Amazon Lake Formation is a service that makes it easy to set up a secure data lake in days. A data lake is a centralized, curated, and secured repository that stores all your data, both in its original form and prepared for analysis. A data lake enables you to break down data silos and combine different types of analytics to gain insights and guide better business decisions.

Creating a data lake with Lake Formation is as simple as defining data sources and what data access and security policies you want to apply. Lake Formation then helps you collect and catalog data from databases and object storage, move the data into your new Amazon S3 data lake, clean and classify your data using machine learning algorithms, and secure access to your sensitive data. Your users can access a centralized data catalog which describes available data sets and their appropriate usage. Your users then leverage these data sets with their choice of analytics and machine learning services, like Amazon RedshiftAmazon Athena, and (in beta) Amazon EMR for Apache Spark. Lake Formation builds on the capabilities available in AWS Glue.

Benefits

Build data lakes quickly
With Lake Formation, you can move, store, catalog, and clean your data faster. You simply point Lake Formation at your data sources, and Lake Formation crawls those sources and moves the data into your new Amazon S3 data lake.

Lake Formation organizes data in S3 around frequently used query terms and into right-sized chunks to increase efficiency.
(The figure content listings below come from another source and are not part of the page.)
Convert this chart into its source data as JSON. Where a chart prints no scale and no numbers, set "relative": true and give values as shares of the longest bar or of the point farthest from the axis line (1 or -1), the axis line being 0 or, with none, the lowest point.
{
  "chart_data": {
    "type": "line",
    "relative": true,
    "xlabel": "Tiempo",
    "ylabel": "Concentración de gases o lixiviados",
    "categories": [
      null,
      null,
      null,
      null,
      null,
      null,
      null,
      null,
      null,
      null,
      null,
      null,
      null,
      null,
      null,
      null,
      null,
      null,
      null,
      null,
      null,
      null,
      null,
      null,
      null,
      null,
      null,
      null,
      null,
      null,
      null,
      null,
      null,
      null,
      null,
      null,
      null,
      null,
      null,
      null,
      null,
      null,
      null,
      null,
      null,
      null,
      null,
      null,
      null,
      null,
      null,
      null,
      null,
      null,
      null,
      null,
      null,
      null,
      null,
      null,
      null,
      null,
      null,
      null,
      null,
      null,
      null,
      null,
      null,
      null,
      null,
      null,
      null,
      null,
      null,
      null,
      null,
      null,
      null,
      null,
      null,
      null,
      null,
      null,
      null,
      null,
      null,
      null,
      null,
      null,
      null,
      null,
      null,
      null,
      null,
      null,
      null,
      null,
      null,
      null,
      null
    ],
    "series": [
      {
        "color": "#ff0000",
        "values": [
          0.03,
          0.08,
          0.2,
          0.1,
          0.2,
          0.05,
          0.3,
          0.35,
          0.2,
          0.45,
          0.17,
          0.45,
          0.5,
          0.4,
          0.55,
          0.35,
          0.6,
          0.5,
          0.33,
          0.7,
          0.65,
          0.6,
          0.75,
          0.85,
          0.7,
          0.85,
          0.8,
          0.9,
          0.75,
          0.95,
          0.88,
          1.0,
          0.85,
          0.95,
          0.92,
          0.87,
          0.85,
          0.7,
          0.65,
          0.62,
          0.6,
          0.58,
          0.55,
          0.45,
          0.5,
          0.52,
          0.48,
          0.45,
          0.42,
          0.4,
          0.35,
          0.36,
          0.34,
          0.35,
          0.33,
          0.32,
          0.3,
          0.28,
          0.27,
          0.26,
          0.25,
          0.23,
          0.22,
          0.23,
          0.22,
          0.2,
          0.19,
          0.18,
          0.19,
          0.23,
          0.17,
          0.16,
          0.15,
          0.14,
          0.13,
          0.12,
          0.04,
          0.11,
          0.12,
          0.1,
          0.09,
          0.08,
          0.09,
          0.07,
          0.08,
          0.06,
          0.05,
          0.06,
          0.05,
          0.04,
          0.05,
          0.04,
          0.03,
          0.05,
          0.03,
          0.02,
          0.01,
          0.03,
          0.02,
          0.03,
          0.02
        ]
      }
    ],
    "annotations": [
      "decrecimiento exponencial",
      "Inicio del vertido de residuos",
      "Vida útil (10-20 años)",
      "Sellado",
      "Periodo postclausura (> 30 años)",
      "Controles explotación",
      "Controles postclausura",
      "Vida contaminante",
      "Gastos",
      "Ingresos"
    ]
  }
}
Lake Formation also changes data into formats like Apache Parquet and ORC for faster analytics. In addition, Lake Formation has built-in machine learning to deduplicate and find matching records (two entries that refer to the same thing) to increase data quality.

Simplify security management

 You can use Lake Formation to centrally define security, governance, and auditing policies in one place, versus doing these tasks per service, and then enforce those policies for your users across their analytics applications.

Your policies are consistently implemented, eliminating the need to manually configure them across security services like AWS Identity and Access Management and AWS Key Management Service, storage services like S3, and analytics and machine learning services like Redshift, Athena, and (in beta) EMR for Apache Spark. This reduces the effort in configuring policies across services and provides consistent enforcement and compliance.

Provide self-service access to data

With Lake Formation you build a data catalog that describes the different data sets that are available along with which groups of users have access to each. This makes your users more productive by helping them find the right data set to analyze.

By providing a catalog of your data with consistent security enforcement, Lake Formation makes it easier for your analysts and data scientists to use their preferred analytics service. They can use EMR for Apache Spark (in beta), Redshift, or Athena on diverse data sets now housed in a single data lake. Users can also combine these services without having to move data between silos.